Plaintiff's "evidence" as to damages is problematic. He has provided a sparse affidavit signed under penalty of perjury stating that he routinely worked between fifty to sixty hours per week, (ECF No. 6-1 ¶¶ 4-5), but was unable to work from July 10, 2011 until July 10, 2012 due to a work accident ( id. ¶ 2). The affidavit conflicts with the allegation in the complaint, which states that he was unable to work from July 10, 2010 until July 10, 2012. ( See ECF No. 1 ¶ 15). Plaintiff does not estimate in his sworn affidavit the number of weeks worked for which he is seeking overtime. Instead, in the motion for default judgment, Plaintiff merely provides the following statement in support of overtime damages: "Albanez worked ninety-two weeks in 2010-2013 for which he was not paid overtime and is owed $17, 250 (15 hours × $12.50 difference per hours × 92 weeks)." (ECF No. 6, at 6).

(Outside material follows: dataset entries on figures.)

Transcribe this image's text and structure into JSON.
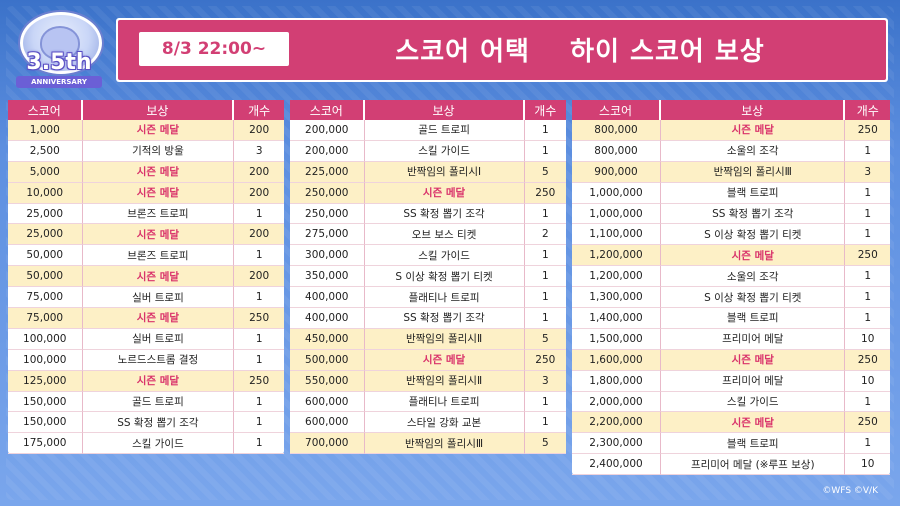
{
  "logo": {
    "number": "3.5th",
    "ribbon": "ANNIVERSARY"
  },
  "header": {
    "date": "8/3 22:00~",
    "title": "스코어 어택    하이 스코어 보상"
  },
  "columns": {
    "score": "스코어",
    "reward": "보상",
    "count": "개수"
  },
  "tables": [
    [
      {
        "score": "1,000",
        "reward": "시즌 메달",
        "count": "200",
        "hl": true
      },
      {
        "score": "2,500",
        "reward": "기적의 방울",
        "count": "3",
        "hl": false
      },
      {
        "score": "5,000",
        "reward": "시즌 메달",
        "count": "200",
        "hl": true
      },
      {
        "score": "10,000",
        "reward": "시즌 메달",
        "count": "200",
        "hl": true
      },
      {
        "score": "25,000",
        "reward": "브론즈 트로피",
        "count": "1",
        "hl": false
      },
      {
        "score": "25,000",
        "reward": "시즌 메달",
        "count": "200",
        "hl": true
      },
      {
        "score": "50,000",
        "reward": "브론즈 트로피",
        "count": "1",
        "hl": false
      },
      {
        "score": "50,000",
        "reward": "시즌 메달",
        "count": "200",
        "hl": true
      },
      {
        "score": "75,000",
        "reward": "실버 트로피",
        "count": "1",
        "hl": false
      },
      {
        "score": "75,000",
        "reward": "시즌 메달",
        "count": "250",
        "hl": true
      },
      {
        "score": "100,000",
        "reward": "실버 트로피",
        "count": "1",
        "hl": false
      },
      {
        "score": "100,000",
        "reward": "노르드스트롬 결정",
        "count": "1",
        "hl": false
      },
      {
        "score": "125,000",
        "reward": "시즌 메달",
        "count": "250",
        "hl": true
      },
      {
        "score": "150,000",
        "reward": "골드 트로피",
        "count": "1",
        "hl": false
      },
      {
        "score": "150,000",
        "reward": "SS 확정 뽑기 조각",
        "count": "1",
        "hl": false
      },
      {
        "score": "175,000",
        "reward": "스킬 가이드",
        "count": "1",
        "hl": false
      }
    ],
    [
      {
        "score": "200,000",
        "reward": "골드 트로피",
        "count": "1",
        "hl": false
      },
      {
        "score": "200,000",
        "reward": "스킬 가이드",
        "count": "1",
        "hl": false
      },
      {
        "score": "225,000",
        "reward": "반짝임의 폴리시Ⅰ",
        "count": "5",
        "hl": true,
        "plain": true
      },
      {
        "score": "250,000",
        "reward": "시즌 메달",
        "count": "250",
        "hl": true
      },
      {
        "score": "250,000",
        "reward": "SS 확정 뽑기 조각",
        "count": "1",
        "hl": false
      },
      {
        "score": "275,000",
        "reward": "오브 보스 티켓",
        "count": "2",
        "hl": false
      },
      {
        "score": "300,000",
        "reward": "스킬 가이드",
        "count": "1",
        "hl": false
      },
      {
        "score": "350,000",
        "reward": "S 이상 확정 뽑기 티켓",
        "count": "1",
        "hl": false
      },
      {
        "score": "400,000",
        "reward": "플래티나 트로피",
        "count": "1",
        "hl": false
      },
      {
        "score": "400,000",
        "reward": "SS 확정 뽑기 조각",
        "count": "1",
        "hl": false
      },
      {
        "score": "450,000",
        "reward": "반짝임의 폴리시Ⅱ",
        "count": "5",
        "hl": true,
        "plain": true
      },
      {
        "score": "500,000",
        "reward": "시즌 메달",
        "count": "250",
        "hl": true
      },
      {
        "score": "550,000",
        "reward": "반짝임의 폴리시Ⅱ",
        "count": "3",
        "hl": true,
        "plain": true
      },
      {
        "score": "600,000",
        "reward": "플래티나 트로피",
        "count": "1",
        "hl": false
      },
      {
        "score": "600,000",
        "reward": "스타일 강화 교본",
        "count": "1",
        "hl": false
      },
      {
        "score": "700,000",
        "reward": "반짝임의 폴리시Ⅲ",
        "count": "5",
        "hl": true,
        "plain": true
      }
    ],
    [
      {
        "score": "800,000",
        "reward": "시즌 메달",
        "count": "250",
        "hl": true
      },
      {
        "score": "800,000",
        "reward": "소울의 조각",
        "count": "1",
        "hl": false
      },
      {
        "score": "900,000",
        "reward": "반짝임의 폴리시Ⅲ",
        "count": "3",
        "hl": true,
        "plain": true
      },
      {
        "score": "1,000,000",
        "reward": "블랙 트로피",
        "count": "1",
        "hl": false
      },
      {
        "score": "1,000,000",
        "reward": "SS 확정 뽑기 조각",
        "count": "1",
        "hl": false
      },
      {
        "score": "1,100,000",
        "reward": "S 이상 확정 뽑기 티켓",
        "count": "1",
        "hl": false
      },
      {
        "score": "1,200,000",
        "reward": "시즌 메달",
        "count": "250",
        "hl": true
      },
      {
        "score": "1,200,000",
        "reward": "소울의 조각",
        "count": "1",
        "hl": false
      },
      {
        "score": "1,300,000",
        "reward": "S 이상 확정 뽑기 티켓",
        "count": "1",
        "hl": false
      },
      {
        "score": "1,400,000",
        "reward": "블랙 트로피",
        "count": "1",
        "hl": false
      },
      {
        "score": "1,500,000",
        "reward": "프리미어 메달",
        "count": "10",
        "hl": false
      },
      {
        "score": "1,600,000",
        "reward": "시즌 메달",
        "count": "250",
        "hl": true
      },
      {
        "score": "1,800,000",
        "reward": "프리미어 메달",
        "count": "10",
        "hl": false
      },
      {
        "score": "2,000,000",
        "reward": "스킬 가이드",
        "count": "1",
        "hl": false
      },
      {
        "score": "2,200,000",
        "reward": "시즌 메달",
        "count": "250",
        "hl": true
      },
      {
        "score": "2,300,000",
        "reward": "블랙 트로피",
        "count": "1",
        "hl": false
      },
      {
        "score": "2,400,000",
        "reward": "프리미어 메달 (※루프 보상)",
        "count": "10",
        "hl": false
      }
    ]
  ],
  "copyright": "©WFS ©V/K"
}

It is not clear at all why Plaintiff is entitled to an overtime premium for ninety-two weeks. Plaintiff filed his complaint on June 6, 2014, thus it appears that overtime damages may be recovered no more than three (3) years preceding the filing of the complaint. Accounting for at least the one year Plaintiff did not work (from July 10, 2011 until July 10, 2012), it appears that the only appropriate time period for purposes of calculating overtime damages encompasses approximately nine months: (1) June 6, 2011 until July 9, 2011; and (2) July 11, 2012 until March 26, 2013, when he ended his employment. Plaintiff has not provided any evidence as to the number of weeks worked during these time periods, leaving the court to speculate as to the amount and extent of his allegedly improperly compensated work. Plaintiff has not explained his entitlement to damages for the appropriate time period, thus the motion for default judgment will be denied without prejudice to renewal within fourteen (14) days. The request for attorneys' fees and costs will be considered when Plaintiff submits a properly supported motion for default judgment. IV. Conclusion

For the foregoing reasons, Plaintiff's motion for default judgment will be denied without prejudice to renewal within fourteen (14) days. A separate order will follow.